Beckman Coulter Life Sciences, a global leader in laboratory automation and innovation, will have a full team of dedicated professionals and informative programming at the American Society of Human Genetics (ASHG) Annual Meeting October 25-29, 2022 in Los Angeles, California at the Los Angeles Convention Center.
At booth 2037, attendees will have the chance to interact with instruments, including one-on-one demonstrations, to learn how to strike next generation sequencing (NGS) workflow gold to help low- to high-throughput labs. The NGS market is forecasted to reach $22.9 billion by 2025, making ASHG an ideal time to learn more about how labs can realize a new level of cost savings and throughput, improve end-to-end NGS automation at standard and reduced reaction volumes, automate current and future workflows, and deliver laboratory results with confidence by generating high-quality sequencing data.
Given the substantial growth of the NGS market, we know labs have many questions and needs for workflow analysis and improvements. Beckman Coulter Life Sciences is uniquely positioned to lead the way with solutions and be a trusted partner in the lab. No one wants to have their research ruined by errors or delays, so we’re especially pleased to be able to deliver solutions that provide more reliable and accurate laboratory results with significantly fewer physical steps, allowing the focus to return to the work and not the workflow.”
Amy Yoder, Director of Genomics Product Management.
The company’s entire NGS suite will be on display, including the Biomek NGeniuS Next Generation Library Prep System, the Echo 525 Acoustic Liquid Handler, the Biomek i5 Automated Workstation, along with NGS cleanup reagents and the EMnetik System for plasmid prep and Polymerase Chain Reaction (PCR) cleanup.

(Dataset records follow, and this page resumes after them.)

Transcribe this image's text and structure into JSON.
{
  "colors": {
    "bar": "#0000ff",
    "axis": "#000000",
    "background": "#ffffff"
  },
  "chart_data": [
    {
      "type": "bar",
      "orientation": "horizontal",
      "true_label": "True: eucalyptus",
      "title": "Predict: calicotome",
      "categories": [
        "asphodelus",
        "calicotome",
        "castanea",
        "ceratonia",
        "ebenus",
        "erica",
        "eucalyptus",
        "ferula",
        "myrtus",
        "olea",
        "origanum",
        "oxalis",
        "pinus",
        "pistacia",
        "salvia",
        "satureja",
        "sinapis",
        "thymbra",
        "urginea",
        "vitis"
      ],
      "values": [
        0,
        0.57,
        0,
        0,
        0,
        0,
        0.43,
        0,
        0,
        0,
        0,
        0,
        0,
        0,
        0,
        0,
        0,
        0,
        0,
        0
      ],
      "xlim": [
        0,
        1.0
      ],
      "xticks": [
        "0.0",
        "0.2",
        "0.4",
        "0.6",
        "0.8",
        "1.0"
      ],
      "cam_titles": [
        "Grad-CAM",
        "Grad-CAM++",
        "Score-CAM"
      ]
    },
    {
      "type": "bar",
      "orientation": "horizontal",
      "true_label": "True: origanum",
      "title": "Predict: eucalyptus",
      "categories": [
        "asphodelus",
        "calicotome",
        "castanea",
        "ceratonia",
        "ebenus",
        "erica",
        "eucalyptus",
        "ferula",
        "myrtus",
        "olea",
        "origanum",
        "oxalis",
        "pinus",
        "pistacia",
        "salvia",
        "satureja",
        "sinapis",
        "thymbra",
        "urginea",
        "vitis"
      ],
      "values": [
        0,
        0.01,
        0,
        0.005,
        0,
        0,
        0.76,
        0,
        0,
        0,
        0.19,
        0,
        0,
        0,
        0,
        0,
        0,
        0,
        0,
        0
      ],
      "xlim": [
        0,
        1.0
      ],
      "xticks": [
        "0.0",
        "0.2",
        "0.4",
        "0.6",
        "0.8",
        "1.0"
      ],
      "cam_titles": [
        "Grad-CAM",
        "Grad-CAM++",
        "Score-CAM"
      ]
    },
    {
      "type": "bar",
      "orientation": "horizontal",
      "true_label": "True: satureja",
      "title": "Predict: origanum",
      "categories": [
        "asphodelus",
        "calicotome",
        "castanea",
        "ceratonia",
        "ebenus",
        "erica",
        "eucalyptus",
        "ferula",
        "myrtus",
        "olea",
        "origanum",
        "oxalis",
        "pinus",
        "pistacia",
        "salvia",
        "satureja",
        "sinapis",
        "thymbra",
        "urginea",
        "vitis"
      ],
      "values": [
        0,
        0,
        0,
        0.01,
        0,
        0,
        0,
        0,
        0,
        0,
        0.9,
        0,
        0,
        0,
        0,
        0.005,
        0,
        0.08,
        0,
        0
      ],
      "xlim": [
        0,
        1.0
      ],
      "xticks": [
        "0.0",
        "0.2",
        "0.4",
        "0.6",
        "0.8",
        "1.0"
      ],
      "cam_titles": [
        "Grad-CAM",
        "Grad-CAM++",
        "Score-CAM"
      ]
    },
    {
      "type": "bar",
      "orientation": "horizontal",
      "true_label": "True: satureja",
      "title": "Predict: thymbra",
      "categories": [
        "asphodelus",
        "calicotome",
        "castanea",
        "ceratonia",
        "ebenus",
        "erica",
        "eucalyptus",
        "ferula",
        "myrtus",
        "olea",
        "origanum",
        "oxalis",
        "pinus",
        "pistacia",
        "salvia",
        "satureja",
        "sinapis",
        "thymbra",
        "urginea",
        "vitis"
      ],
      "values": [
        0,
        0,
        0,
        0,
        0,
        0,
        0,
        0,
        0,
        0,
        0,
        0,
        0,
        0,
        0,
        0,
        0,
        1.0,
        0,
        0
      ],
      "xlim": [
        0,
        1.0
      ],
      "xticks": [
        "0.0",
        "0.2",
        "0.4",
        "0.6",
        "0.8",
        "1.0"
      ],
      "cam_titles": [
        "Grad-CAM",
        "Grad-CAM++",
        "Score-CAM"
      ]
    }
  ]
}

Beckman Coulter Life Sciences will be offering two presentations during the event. Biomek NGeniuS Product Manager Calvin Cortes will highlight the revolutionary methodology to expedite NGS workflows in his presentation: “Optimizing Your NGS Lab with a Game-Changing, Easy-to-Use Automation Solution,” which takes place Wednesday, October 26 at 3:00 p.m. PST in CoLab Theater 3.

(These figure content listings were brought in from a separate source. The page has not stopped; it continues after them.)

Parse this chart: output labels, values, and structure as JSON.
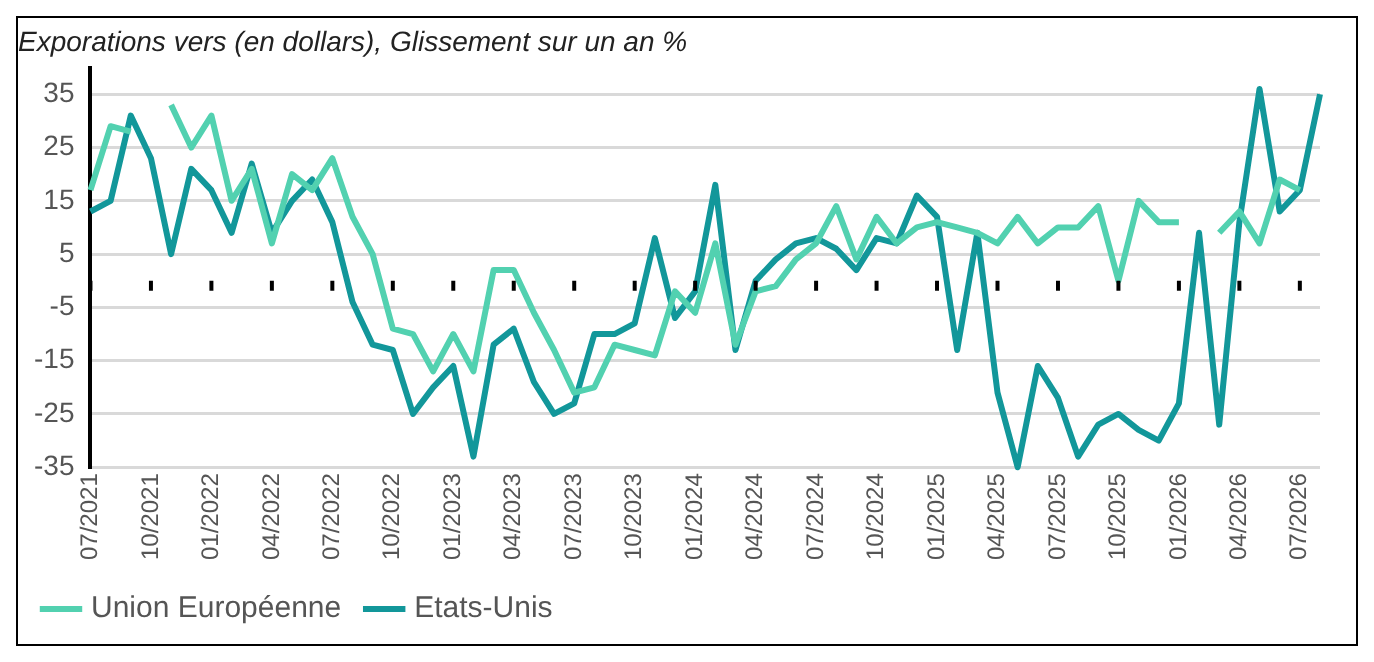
{
  "chart_data": {
    "type": "line",
    "title": "Exporations vers (en dollars), Glissement sur un an %",
    "categories": [
      "07/2021",
      null,
      null,
      "10/2021",
      null,
      null,
      "01/2022",
      null,
      null,
      "04/2022",
      null,
      null,
      "07/2022",
      null,
      null,
      "10/2022",
      null,
      null,
      "01/2023",
      null,
      null,
      "04/2023",
      null,
      null,
      "07/2023",
      null,
      null,
      "10/2023",
      null,
      null,
      "01/2024",
      null,
      null,
      "04/2024",
      null,
      null,
      "07/2024",
      null,
      null,
      "10/2024",
      null,
      null,
      "01/2025",
      null,
      null,
      "04/2025",
      null,
      null,
      "07/2025",
      null,
      null,
      "10/2025",
      null,
      null,
      "01/2026",
      null,
      null,
      "04/2026",
      null,
      null,
      "07/2026",
      null
    ],
    "series": [
      {
        "name": "Union Européenne",
        "color": "#52d1b0",
        "values": [
          17,
          29,
          28,
          null,
          33,
          25,
          31,
          15,
          21,
          7,
          20,
          17,
          23,
          12,
          5,
          -9,
          -10,
          -17,
          -10,
          -17,
          2,
          2,
          -6,
          -13,
          -21,
          -20,
          -12,
          -13,
          -14,
          -2,
          -6,
          7,
          -12,
          -2,
          -1,
          4,
          7,
          14,
          4,
          12,
          7,
          10,
          11,
          10,
          9,
          7,
          12,
          7,
          10,
          10,
          14,
          0,
          15,
          11,
          11,
          null,
          9,
          13,
          7,
          19,
          17,
          null
        ]
      },
      {
        "name": "Etats-Unis",
        "color": "#12979a",
        "values": [
          13,
          15,
          31,
          23,
          5,
          21,
          17,
          9,
          22,
          9,
          15,
          19,
          11,
          -4,
          -12,
          -13,
          -25,
          -20,
          -16,
          -33,
          -12,
          -9,
          -19,
          -25,
          -23,
          -10,
          -10,
          -8,
          8,
          -7,
          -2,
          18,
          -13,
          0,
          4,
          7,
          8,
          6,
          2,
          8,
          7,
          16,
          12,
          -13,
          9,
          -21,
          -35,
          -16,
          -22,
          -33,
          -27,
          -25,
          -28,
          -30,
          -23,
          9,
          -27,
          11,
          36,
          13,
          17,
          35
        ]
      }
    ],
    "ylim": [
      -35,
      40
    ],
    "yticks": [
      -35,
      -25,
      -15,
      -5,
      5,
      15,
      25,
      35
    ],
    "grid": "y",
    "legend": "bottom left",
    "marker": "none",
    "line_style": "solid"
  }
}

Dr. Ryan Wyllie, Assistant Research Scientist in Biomedical Engineering at University of Michigan, will present on “Improving High-Throughput Genomics Protocols with Statistical Design of Experiments.” The presentation strives to provide clarity, as a variety of commercial and home-made methods exist to lower the cost or increase the efficiency of genomic assays. Many of these techniques are suboptimal when applied to new samples or when the protocol or reagents need to be changed or automated. Re-optimizing a protocol by trial-and-error is an expensive and laborious process. Systematic frameworks like the statistical design of experiments (DOE) can improve processes by exploring the quantitative relationship between multiple factors. DOE allows experimenters to find factor interactions that may not be apparent when factors are studied in isolation. Dr. Wyllie’s presentation will take place Thursday, October 27 at 1:15 p.m. PST in CoLab Theater 2.